Régulièrement classée dans les listes des best-sellers du New York Times, Marie Rutkoski entame avec The Curse sa troisième série – toutes trois multi-récompensées, notamment par le Bank Street Best Children's Book of the Year, un prix centenaire. Née dans la banlieue de Chicago, l'aînée de quatre enfants, elle a suivi les cours de creative writing du prix Pulitzer James Alan McPherson à l'université de l'Iowa. Elle a ensuite vécu à Moscou et à Prague. Après une thèse à l'université de Harvard, elle y a donné des cours de littérature angloaméricaine et d'histoire. Spécialiste de Shakespeare, elle est actuellement professeur au Brooklyn College, où elle enseigne trois domaines : le théâtre à la Renaissance, la littérature jeunesse et l'écriture. Elle vit à New York avec son mari et ses deux enfants.

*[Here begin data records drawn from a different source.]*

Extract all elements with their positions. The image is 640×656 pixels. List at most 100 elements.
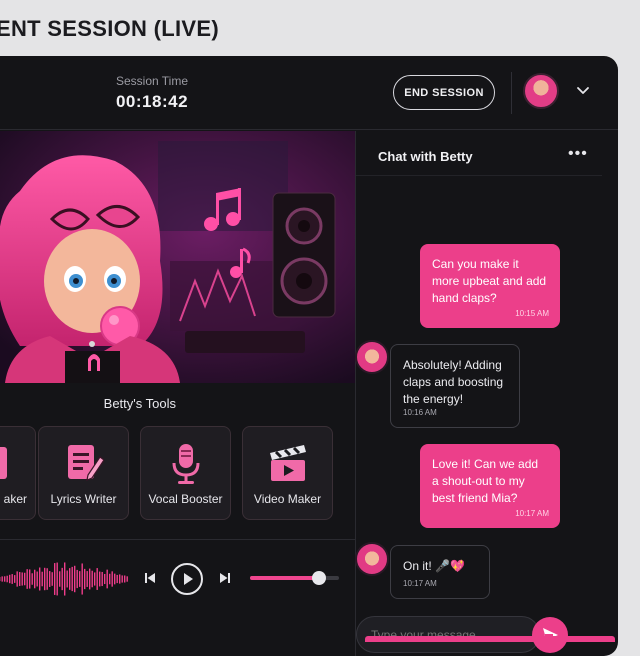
waveform-bar [54, 563, 55, 595]
tool-card-lyrics-writer[interactable]: Lyrics Writer [38, 426, 129, 520]
page-title: ENT SESSION (LIVE) [0, 16, 219, 42]
play-icon [173, 565, 201, 593]
beat-maker-icon [0, 441, 11, 485]
chevron-down-icon[interactable] [576, 84, 590, 98]
chat-panel: Chat with Betty ••• Can you make it more… [356, 131, 602, 621]
tool-label: Video Maker [243, 492, 332, 506]
waveform-bar [12, 574, 13, 584]
waveform-bar [124, 575, 125, 582]
betty-studio-image [0, 131, 355, 383]
waveform-bar [44, 568, 45, 590]
waveform-bar [2, 576, 3, 581]
waveform-bar [114, 574, 115, 585]
waveform-bar [39, 567, 40, 590]
waveform-bar [77, 570, 78, 588]
waveform-bar [47, 568, 48, 590]
end-session-button[interactable]: END SESSION [393, 75, 495, 110]
waveform-bar [17, 571, 18, 586]
divider [356, 175, 602, 176]
hero-illustration [0, 131, 355, 383]
message-bubble-user: Love it! Can we add a shout-out to my be… [420, 444, 560, 528]
message-time: 10:17 AM [403, 575, 437, 592]
message-time: 10:17 AM [515, 505, 549, 522]
message-time: 10:16 AM [403, 404, 437, 421]
waveform-bar [82, 563, 83, 594]
waveform-bar [14, 575, 15, 583]
waveform-bar [67, 571, 68, 588]
waveform-bar [4, 576, 5, 581]
waveform-bar [104, 574, 105, 584]
session-time-value: 00:18:42 [112, 92, 192, 112]
message-text: On it! 🎤💖 [403, 559, 465, 573]
volume-knob[interactable] [312, 571, 326, 585]
waveform-bar [117, 575, 118, 583]
volume-slider[interactable] [250, 576, 339, 580]
waveform-icon [0, 561, 128, 597]
waveform-bar [64, 562, 65, 595]
waveform-bar [32, 573, 33, 585]
waveform-bar [112, 571, 113, 586]
send-button[interactable] [532, 617, 568, 653]
waveform-bar [99, 572, 100, 587]
message-input[interactable] [356, 616, 540, 653]
message-time: 10:15 AM [515, 305, 549, 322]
next-icon[interactable] [218, 571, 232, 585]
waveform-bar [29, 569, 30, 588]
waveform-bar [27, 569, 28, 589]
divider [0, 539, 355, 540]
waveform-bar [89, 569, 90, 590]
top-bar: Session Time 00:18:42 END SESSION [0, 56, 618, 130]
waveform-bar [19, 572, 20, 586]
microphone-icon [166, 441, 206, 485]
waveform-bar [59, 571, 60, 586]
tools-title: Betty's Tools [0, 396, 176, 411]
waveform-bar [72, 567, 73, 591]
waveform-bar [74, 566, 75, 592]
waveform-bar [87, 571, 88, 587]
waveform-bar [69, 568, 70, 590]
clapperboard-icon [268, 441, 308, 485]
waveform-bar [62, 568, 63, 590]
waveform-bar [49, 571, 50, 587]
waveform-bar [24, 573, 25, 586]
tool-card-beat-maker[interactable]: aker [0, 426, 36, 520]
volume-fill [250, 576, 319, 580]
waveform-bar [42, 572, 43, 587]
betty-avatar [355, 542, 389, 576]
waveform-bar [22, 572, 23, 585]
waveform-bar [107, 570, 108, 589]
waveform-bar [92, 571, 93, 588]
message-bubble-user: Can you make it more upbeat and add hand… [420, 244, 560, 328]
waveform-bar [7, 576, 8, 583]
waveform-bar [119, 574, 120, 583]
play-button[interactable] [171, 563, 203, 595]
divider [511, 72, 512, 114]
waveform-bar [57, 563, 58, 596]
waveform-bar [79, 571, 80, 587]
lyrics-writer-icon [64, 441, 104, 485]
tool-card-vocal-booster[interactable]: Vocal Booster [140, 426, 231, 520]
tool-card-video-maker[interactable]: Video Maker [242, 426, 333, 520]
waveform-bar [37, 572, 38, 587]
previous-icon[interactable] [143, 571, 157, 585]
message-text: Absolutely! Adding claps and boosting th… [403, 358, 503, 406]
waveform-bar [102, 572, 103, 586]
waveform-bar [127, 576, 128, 581]
chat-title: Chat with Betty [378, 149, 473, 164]
tool-label: Lyrics Writer [39, 492, 128, 506]
message-bubble-betty: On it! 🎤💖 10:17 AM [390, 545, 490, 599]
session-panel: Session Time 00:18:42 END SESSION [0, 56, 618, 656]
waveform-bar [97, 568, 98, 590]
message-text: Love it! Can we add a shout-out to my be… [432, 457, 538, 505]
message-text: Can you make it more upbeat and add hand… [432, 257, 546, 305]
message-bubble-betty: Absolutely! Adding claps and boosting th… [390, 344, 520, 428]
waveform-bar [122, 575, 123, 582]
user-avatar[interactable] [523, 73, 559, 109]
waveform-bar [109, 574, 110, 585]
waveform-bar [34, 570, 35, 589]
bottom-accent [365, 636, 615, 642]
tool-label: aker [0, 492, 35, 506]
session-time: Session Time 00:18:42 [112, 74, 192, 112]
more-options-icon[interactable]: ••• [568, 145, 588, 163]
send-icon [532, 617, 568, 653]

Fille du plus célèbre général d'un empire conquérant, Kestrel n'a que deux choix devant elle : s'enrôler dans l'armée ou se marier. Mais à dix-sept ans à peine, elle n'est pas prête à se fermer ainsi tous les horizons. Un jour, au marché, elle cède à une impulsion et acquiert pour une petite fortune un esclave rebelle à qui elle espère éviter la mort. Bientôt, toute la ville ne parle plus que de son coup de folie. Kestrel vient de succomber à la " malédiction du vainqueur " : celui qui remporte une enchère achète forcément pour un prix trop élevé l'objet de sa convoitise. Elle ignore encore qu'elle est loin, bien loin, d'avoir fini de payer son geste. Joueuse hors pair, stratège confirmée, elle a la réputation de toujours savoir quand on lui ment. Elle croit donc deviner une partie du passé tourmenté de l'esclave, Arin, et comprend qu'il n'est pas qui il paraît... Mais ce qu'elle soupçonne n'est qu'une infime partie de la vérité, une vérité qui pourrait bien lui coûter la vie, à elle et à tout son entourage. Gagner sera-t-il pour elle la pire des malédictions ? Jeux de pouvoir, coups de bluff et pièges insidieux : dans un monde nouveau, né de l'imagination d'une auteure unanimement saluée pour son talent, deux jeunes gens que tout oppose se livrent à une partie de poker menteur qui pourrait bien décider de la destinée de tout un peuple.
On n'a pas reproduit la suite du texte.